Chalk Talk on Technology Adoption

A Chalk Talk on “Managing Risk In Technology Adoption” that covers some of key challenges technology providers have with getting companies to use their products.

Chalk Talk on Technology Adoption


Also available at https://vimeo.com/14625785

I did this with the DreamSimplicity folks. It’s a chart I have been drawing in various customer meetings for the last several years and they thought it would make for a good short video. The challenge was lighting the whiteboard appropriately.  I think it came out well.

I welcome any feedback or suggestions for other topics.  A transcript for the talk follows

Transcript

I want to talk to you today about some of the challenges you may be facing with technology adoption.  With getting users to try and adopt your technology.  So in this chalk talk, I want to talk about how you get customers to try out your technology and use it.

Let’s assume that this is your prospect’s status quo.  And this way is the way they want to go.  This is more profitability.  This is more productivity.  General goodness.  With your solution,  you should be able to move them to a higher level of performance, higher level of profitability.  This difference is the benefit you’re promising.

So the question you’re really trying to figure out is, based on an analysis of where they are, is this where they’d like to be?  The most likely answer, optimistically, is yes.  In fact, “How do we get there? How do I get this into production?  How long it take?  What’s involved?”

So, one transition curve might look something like this.  Where they have to invest time, people time, focus, dollars.  And that takes away from their current status quo.  But that investment transforms the way they’re working to allow them to get to this higher level of performance.
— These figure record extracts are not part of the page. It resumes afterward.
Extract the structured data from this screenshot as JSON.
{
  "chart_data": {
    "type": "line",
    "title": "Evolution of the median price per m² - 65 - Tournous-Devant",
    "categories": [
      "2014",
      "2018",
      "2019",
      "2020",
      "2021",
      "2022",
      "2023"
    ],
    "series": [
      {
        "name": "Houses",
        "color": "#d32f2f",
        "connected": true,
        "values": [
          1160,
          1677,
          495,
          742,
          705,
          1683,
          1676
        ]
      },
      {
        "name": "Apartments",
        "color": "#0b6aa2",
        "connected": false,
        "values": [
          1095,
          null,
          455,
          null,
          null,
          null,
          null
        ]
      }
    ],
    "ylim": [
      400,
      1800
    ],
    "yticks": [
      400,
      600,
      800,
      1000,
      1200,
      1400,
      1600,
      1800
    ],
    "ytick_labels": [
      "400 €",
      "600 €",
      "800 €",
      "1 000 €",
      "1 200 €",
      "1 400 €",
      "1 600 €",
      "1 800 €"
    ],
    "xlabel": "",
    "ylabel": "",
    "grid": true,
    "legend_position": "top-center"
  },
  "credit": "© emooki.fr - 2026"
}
However, when they look at this chart, when they hear this story from you, they make a couple of adjustments in terms of how they calculate this.  First of all, they assume that the costs are actually going to be higher, usually a little worse than you’re talking about.  Secondly, they assume that the benefits are not going to be as high.  So when they do a cost benefit calculation, they may come in at half or a third of what you’re promising them.  Your temptation is to attack this by adding more features, by doing more for them, by essentially promising them a higher level of benefit.  Say, “Well, what if we could do this for you?”  Right?

The problem with that is that your transition now looks like this.   There’s actually more cost involved. A bigger problem with this is that the time to get back to status quo has now been lengthened.  And as long they’re below this line they’ve made themselves worse off.  They put themselves at risk.  They put their careers at risk in larger companies.  This is a proxy for the amount of risk in decision to work with you.  And so what you’ve done is, you may not have substantially affected the cost benefit ratio but, you clearly added to the risk.  If Plan A was not acceptable, this new plan is probably less acceptable.

So let’s take another approach.  Let’s look at a different way to solve this problem.

So here’s our old friend, the prospect’s status quo.  They’re still trying to go up.  Still trying to get to this benefit that you promised them.  And here was the plan that you proposed.  Instead, break it up into phases.  Now, we’ve got smaller amount of cost.  They can look at this first transition and maybe this is just what you can do for them in two hours.   Maybe you can come in, take some data that’s readily available, and demonstrate a benefit.  Now they can judge the total curve by what you are able to do in a smaller amount of time.  Maybe this is a pilot project, maybe this is more than two hours, but this is not a bad approach.

Now, all they’ve got to bet is a small amount of risk.  See if they get somewhere near where you promised them.  If that works, they’ll likely take step two and step three.   So you’ve got an easy way to get them to move up and, they are more likely to take the first step.  Once they take the first step, if what you’ve told them is true, they’re more likely to move up.  So think about breaking up transition plans into three to five phases.

So we’ve talked a little bit today about how do you look at the technology adoption problem.   This is where we spend most of our time with clients.  We help them find early customers and early revenue.

This has been Sean Murphy from SKMurphy.  Thank you very much.